A priest being appointed manager of an inter-county team would be quite a novelty now - at least partly because priests are a novelty now.
The sight of a priest prowling the sideline is a sight associated with the 70s and 80s, though there are still a few plugging away.
5. Fr. Kevin Fay
Long time manager of St. Pat's of Cavan, Fay is best known for his exuberant celebration after managing his college to victory in the Rannafast Cup in 2012.
In compliance with the edicts laid down by Vatican II, he is known to say ultra-quick Masses on the days Cavan have championship games.
4. Fr.
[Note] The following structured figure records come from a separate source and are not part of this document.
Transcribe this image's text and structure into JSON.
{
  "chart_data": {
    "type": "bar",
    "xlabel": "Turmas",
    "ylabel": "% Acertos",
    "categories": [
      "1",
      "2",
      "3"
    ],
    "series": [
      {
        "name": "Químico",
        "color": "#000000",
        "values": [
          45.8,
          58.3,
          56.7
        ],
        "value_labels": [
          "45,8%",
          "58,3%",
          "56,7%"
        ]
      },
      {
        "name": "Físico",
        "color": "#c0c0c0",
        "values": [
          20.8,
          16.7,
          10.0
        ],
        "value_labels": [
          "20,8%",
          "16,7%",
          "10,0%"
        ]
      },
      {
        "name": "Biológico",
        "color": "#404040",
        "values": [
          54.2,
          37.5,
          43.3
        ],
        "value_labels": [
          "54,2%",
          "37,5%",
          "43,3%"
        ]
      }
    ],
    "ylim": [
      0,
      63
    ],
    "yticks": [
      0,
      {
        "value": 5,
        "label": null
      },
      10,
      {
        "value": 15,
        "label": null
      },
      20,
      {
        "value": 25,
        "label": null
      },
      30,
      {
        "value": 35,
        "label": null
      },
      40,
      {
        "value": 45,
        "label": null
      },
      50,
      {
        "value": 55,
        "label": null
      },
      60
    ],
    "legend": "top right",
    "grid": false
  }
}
Tom Fogarty
A former Tipperary inter-county player, Fogarty managed the Tipp seniors in the mid-1990s and the Offaly senior side from 2001-02. During neither spell did he enjoy any conspicuous success, though he was rather unlucky with the timing of each appointment.
He took over a Tipperary team in a time of transition (the successful late 80's-early 90's Tipperary team were breaking up) and he took over an Offaly team in a state of outright decline.
In both of his seasons in charge of Tipp, they beat Waterford only to be pipped by Limerick - after a replay in the 1996 Munster Final.
He later guided Tipperary to the U21 Munster title in 2006, and they were beaten narrowly by Kilkenny in the All-Ireland final replay.
3. Fr. Harry Bohan
One of the most famous priest GAA managers of all, Bohan managed Clare to two National League titles in the 1970s. They were narrowly beaten by Cork in the Munster finals of '77 and '78 and the Cork side went on to win the All-Ireland both years. Bohan returned in the early noughties as a selector with Anthony Daly.
2. Archdeacon Michael O'Brien
O'Brien, known as 'the Canon', died in 2014 after a lengthy illness. O'Brien was famously the man who led the donkey to win the derby.
It was Babs Keating back in 1990 who made the remark that 'donkeys don't win derbies' - a truism in the case of the national hunt circuit. However, he had been asked about Cork's chances of upending his All-Ireland winning Tipperary team's chances in the Munster championship. He appeared to be saying that was about as likely as a donkey triumphing around Epsom. O'Brien reminded his donkeys of this comment at frequent intervals in the lead up to the Tipp game.
Needless to say, Cork, like Alan Partridge, had the last laugh, and O'Brien would go on to lead his donkeys to an All-Ireland title for the second time that September, beating out hot favourites Galway in a surreal goal-fest underneath the blazing sun in Croke Park.
He had already managed Cork to an All-Ireland victory in 1984 and coached UCC to no less than eight Fitzgibbon Cup successes in the 1980s. He is the last priest to guide a team to All-Ireland senior success. He managed Cork to another All-Ireland final in 1992 but they were beaten by Kilkenny.
1. Fr. Tommy Maher
Brian Cody's mentor, Maher coached the Kilkenny hurlers from the late 1950s to the late 70s - Kilkenny greatest ever era, until Cody took the reins himself.
The subject of a book by Enda McEvoy, Maher believed 'the only tactic is technique' and encouraged passing, both from the hand and the hurl.
In a era when backs used to just leather the ball forward, unperturbed by the thought that it might end up in an opposing defender's hands, Maher preached that no ball should be sent in without a recipient in mind. A kind of early prototype of Donal O' Grady.
'The Godfather of Modern Hurling' guided Kilkenny to seven All-Ireland victories in total.